There are night bugs shuttling along the grooves of the log, their shells silvery and bluish, their legs translucent. Hadley gives up looking for cigarettes and looks around at the forest instead, nodding like she’s satisfied.
“We’ll hear anyone coming from here.”
I squat down in the leaves in front of the log. I touch two fingers to the ground to hold myself steady, and my fingers sink into the soft dirt. The ground is cold at its surface, warmer underneath.
“Killers return to the scene of the crime all the time.”
“In the movies,” I mutter.
“I wish this were a movie,” Hadley says.
“Why?”
“My boobs would be bigger.” She gestures at them. I smile despite myself before looking away, embarrassed.
“And if we were in danger, we could tell by the music,” I offer.

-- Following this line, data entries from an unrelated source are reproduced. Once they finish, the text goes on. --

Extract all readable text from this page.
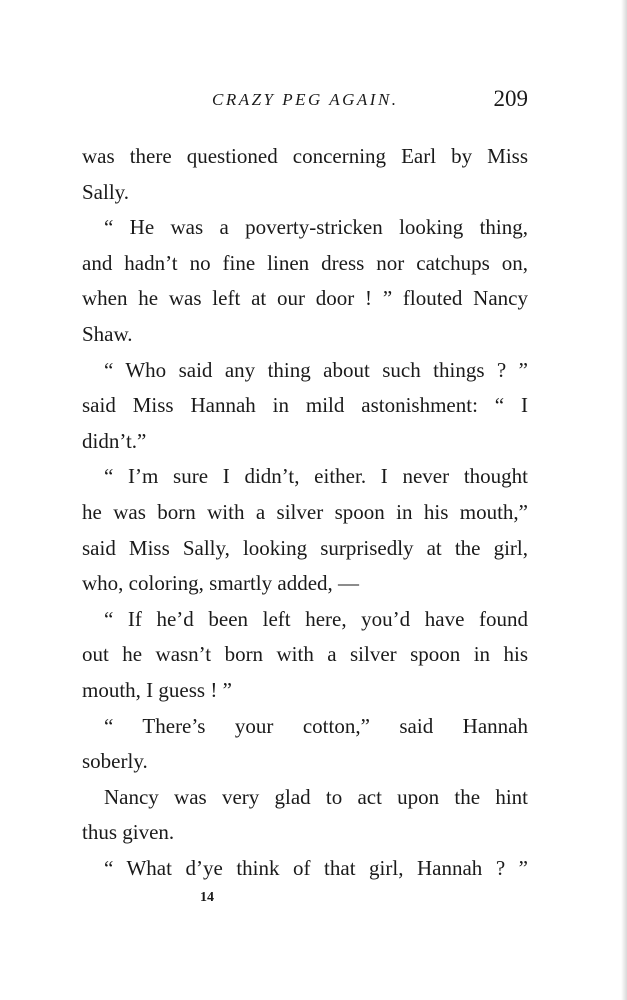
CRAZY PEG AGAIN.	209
was there questioned concerning Earl by Miss
Sally.
“ He was a poverty-stricken looking thing,
and hadn’t no fine linen dress nor catchups on,
when he was left at our door ! ” flouted Nancy
Shaw.
“ Who said any thing about such things ? ”
said Miss Hannah in mild astonishment: “ I
didn’t.”
“ I’m sure I didn’t, either. I never thought
he was born with a silver spoon in his mouth,”
said Miss Sally, looking surprisedly at the girl,
who, coloring, smartly added, —
“ If he’d been left here, you’d have found
out he wasn’t born with a silver spoon in his
mouth, I guess ! ”
“ There’s your cotton,” said Hannah
soberly.
Nancy was very glad to act upon the hint
thus given.
“ What d’ye think of that girl, Hannah ? ”
14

“And, in the end, he’d come,” Hadley says.
We both hush then, and I feel a frisson, something cold trickling at my center, drip after drip. I reach out for Hadley’s arm, even though I’m angry at her for waking me, for dragging me out into the woods, for calling the killer to us with her bravado. It seems like wherever he is now, whatever pickup truck he’s driving, whatever bar fight he’s fighting, whichever back alley he’s lurking in, his path will bend to us, curving along the line of her voice.
As I reach for Hadley, she’s reaching for me, too. When we see what we’re both doing, we laugh at how we’ve spooked ourselves, and it feels like a regular slumber party again, as if we’ve indulged in nothing more serious than scary stories. It would have been something if the killer had come crashing through the woods right then and there. You wouldn’t believe it, not even in a story.
In reality, it takes almost an hour more before he arrives.